卒業後は次期国王となる兄上のスペアとして国政に関わり支える、その時に俺の両脇に立つのはこの二人をおいていないだろう。
――――が、
「何だよ急に気色悪ぃ。第一俺はアリスの友人だって言うから、あの気の強い女に肩入れしたんだぜ? アリスの話じゃ当初は随分大変そうだったって聞かされたからよ。それを……あの婚約者と一緒になって急にキレやがって、何だってんだよ」
「フフフ、それはアリス嬢にしてやられたのでは? ボクが見ていた分には当初はアリス嬢も加害者側でしたけれどね。
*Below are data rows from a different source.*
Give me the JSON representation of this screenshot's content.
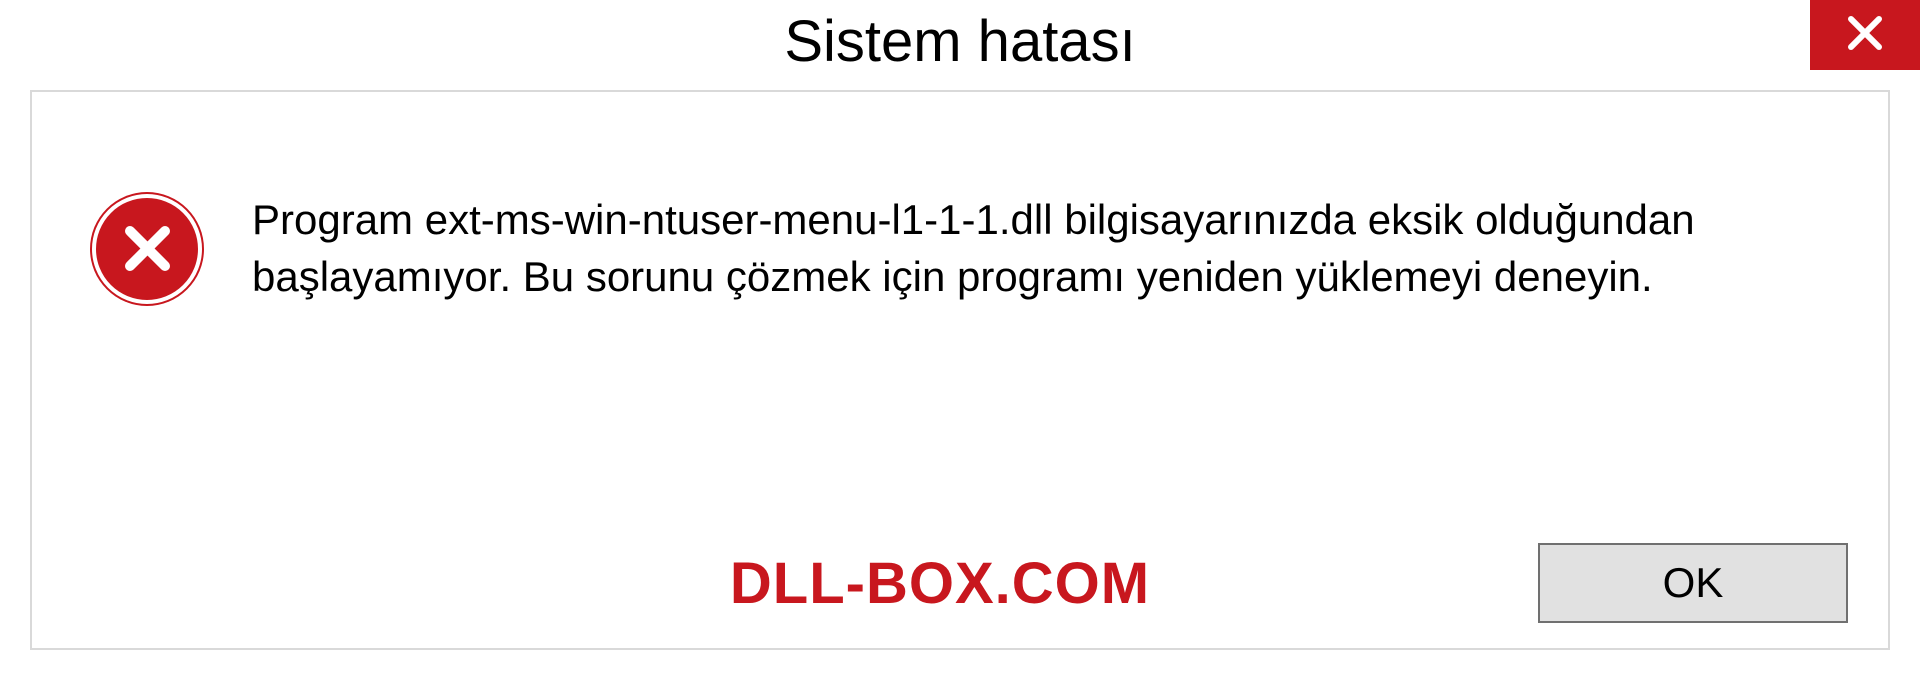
{
  "dialog": {
    "title": "Sistem hatası",
    "message": "Program ext-ms-win-ntuser-menu-l1-1-1.dll bilgisayarınızda eksik olduğundan başlayamıyor. Bu sorunu çözmek için programı yeniden yüklemeyi deneyin.",
    "ok_label": "OK"
  },
  "watermark": "DLL-BOX.COM",
  "colors": {
    "error_red": "#c8171e",
    "button_bg": "#e1e1e1",
    "border_gray": "#d9d9d9"
  }
}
きっとハロルドに知られるのが怖くなって、先にまだ聞かれてもいない情報を漏らしたんでしょう」
「――……あぁ? お前アリスが俺に嘘ついてるってのかよ?」
「おや、嘘ではないでしょう。恐らくアリス嬢は素直に、完全でない情報を、都合良く解釈してくれるようにハロルドに教えたんです。良かったですね? どうやらアリス嬢の中でハロルドの順位は、他の男子生徒よりは一歩リードと言ったところですよ?」
人がせっかく珍しく礼とも取れるような言葉で場を和ませようとした瞬間これだ。
ちなみに信じられないことに、クリスはこれで悪気が全くないのだから手に負えん。おまけに血の気の多いハロルドは、すでに拳を握って臨戦態勢に入ろうとしている。
毎度これだから、この二人に助けられた記憶があまりないと思ってしまうのだろうな……。
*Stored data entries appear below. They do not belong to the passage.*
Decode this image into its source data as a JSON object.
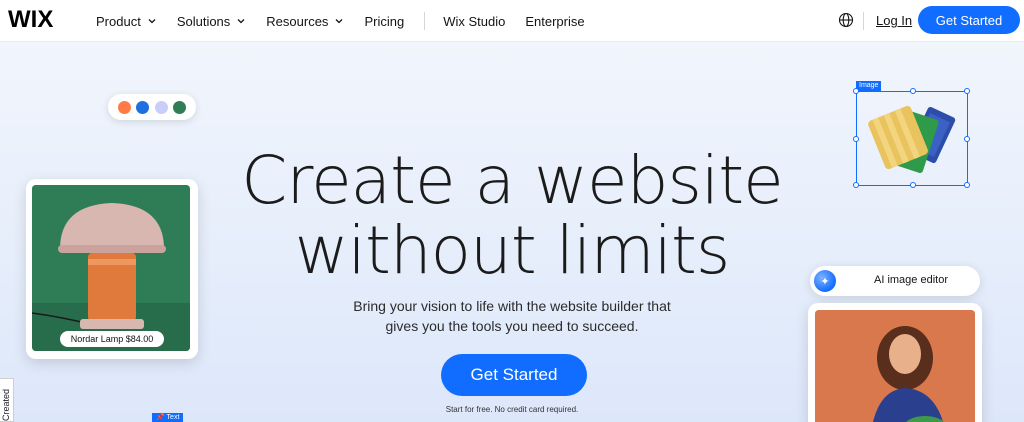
{
  "nav": {
    "logo": "WIX",
    "items": [
      {
        "label": "Product",
        "has_dropdown": true
      },
      {
        "label": "Solutions",
        "has_dropdown": true
      },
      {
        "label": "Resources",
        "has_dropdown": true
      },
      {
        "label": "Pricing",
        "has_dropdown": false
      }
    ],
    "items_right": [
      {
        "label": "Wix Studio"
      },
      {
        "label": "Enterprise"
      }
    ],
    "language_icon": "globe-icon",
    "login_label": "Log In",
    "cta_label": "Get Started"
  },
  "hero": {
    "headline_line1": "Create a website",
    "headline_line2": "without limits",
    "subhead_line1": "Bring your vision to life with the website builder that",
    "subhead_line2": "gives you the tools you need to succeed.",
    "cta_label": "Get Started",
    "note": "Start for free. No credit card required."
  },
  "swatches": [
    "#ff7a45",
    "#1f6fe0",
    "#c9cdfa",
    "#2e7d57"
  ],
  "lamp_card": {
    "price_label": "Nordar Lamp $84.00"
  },
  "image_widget": {
    "tag_label": "Image"
  },
  "ai_editor": {
    "label": "AI image editor",
    "icon": "sparkle-icon"
  },
  "side_tab": {
    "label": "Created"
  },
  "text_widget": {
    "tag_label": "Text"
  },
  "colors": {
    "brand_blue": "#116dff",
    "hero_bg": "#e6eefb"
  }
}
突然不穏な空気に包まれたこのテーブルの周辺に座っていたうち、勘の良い生徒達がソッと席を移動する。
俺もそれを合図にいつもの如く仲裁の為に口を挟もうと……いや、そもそも毎回のことながらこれは第二王子の仕事ではないのではないか? ふとそう思い直して椅子から浮かせかけた腰を、再び下ろそうかとしたその時。
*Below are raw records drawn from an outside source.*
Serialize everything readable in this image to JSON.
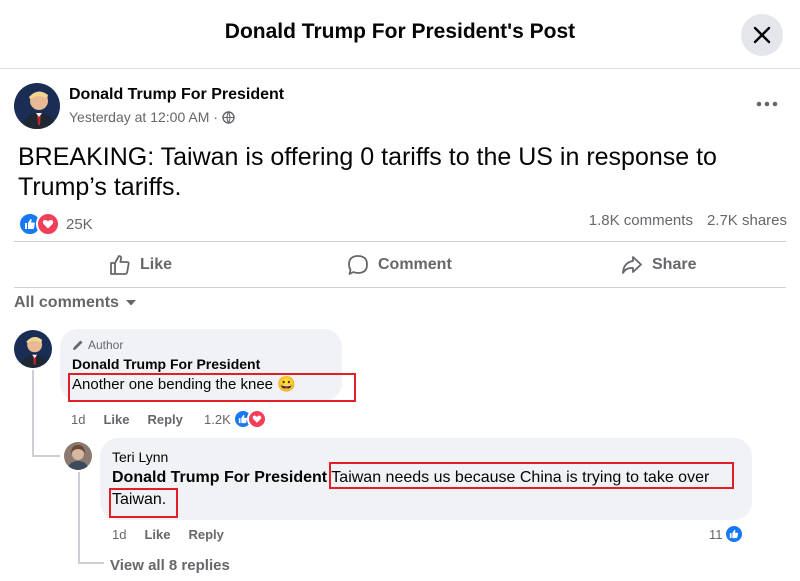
{
  "dialog": {
    "title": "Donald Trump For President's Post",
    "close_icon": "close-icon"
  },
  "post": {
    "author": "Donald Trump For President",
    "time": "Yesterday at 12:00 AM",
    "dot": "·",
    "audience_icon": "globe-icon",
    "text": "BREAKING: Taiwan is offering 0 tariffs to the US in response to Trump’s tariffs.",
    "reaction_count": "25K",
    "comments": "1.8K comments",
    "shares": "2.7K shares"
  },
  "actions": {
    "like": "Like",
    "comment": "Comment",
    "share": "Share"
  },
  "sort_label": "All comments",
  "comments": [
    {
      "badge": "Author",
      "author": "Donald Trump For President",
      "text": "Another one bending the knee 😀",
      "age": "1d",
      "like": "Like",
      "reply": "Reply",
      "reaction_count": "1.2K"
    }
  ],
  "reply": {
    "author": "Teri Lynn",
    "mention": "Donald Trump For President",
    "text": "Taiwan needs us because China is trying to take over Taiwan.",
    "age": "1d",
    "like": "Like",
    "reply": "Reply",
    "reaction_count": "11"
  },
  "view_replies": "View all 8 replies",
  "colors": {
    "like_blue": "#1877f2",
    "love_red": "#f33e58",
    "highlight": "#e41e26"
  }
}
「やれやれ本当に……ハロルドもアルバートも、いつまでたっても女性の心の機微に疎いですね」
――カチン、と来た。
「ほう? そう言うクリスは遊びの女の機微には敏いが、いざ婚約者殿の前だと相変わらず苦虫を噛み締めたようになると聞くが?」
「あー、そうだったなぁ。十代後半の女の相手は得意でも、七歳の純粋にお前を慕う婚約者の相手は逃げ回ってるんだったか?」
すぐさまハロルドが俺の言葉に続く。すると旗色が悪くなったと悟ったクリスが整った顔を歪めて「あれは、歳が離れすぎて意志の疎通が、そもそも家の取り決めで仕方なく……ですね」と言葉を濁したところでハロルドとの共同戦線を展開する。
俺達がそんな風にみっともなく足の引っ張り合いを繰り広げる視界の端で、メリッサ達の席からあのイザベラ・エッフェンヒルドの高らかな宣言が、周辺の席にいた上級貴族の令嬢達を凍り付かせているところだった。
あぁ――どこまでいっても、俺はあの辺境領から出て来た二人に敵いそうにないなと苦笑を漏らしていると、不意にこちらを向いたメリッサと視線が絡んだ。
かつて向けられたのと変わらぬ優しい微笑みに、俺は今この幸福を噛み締めた。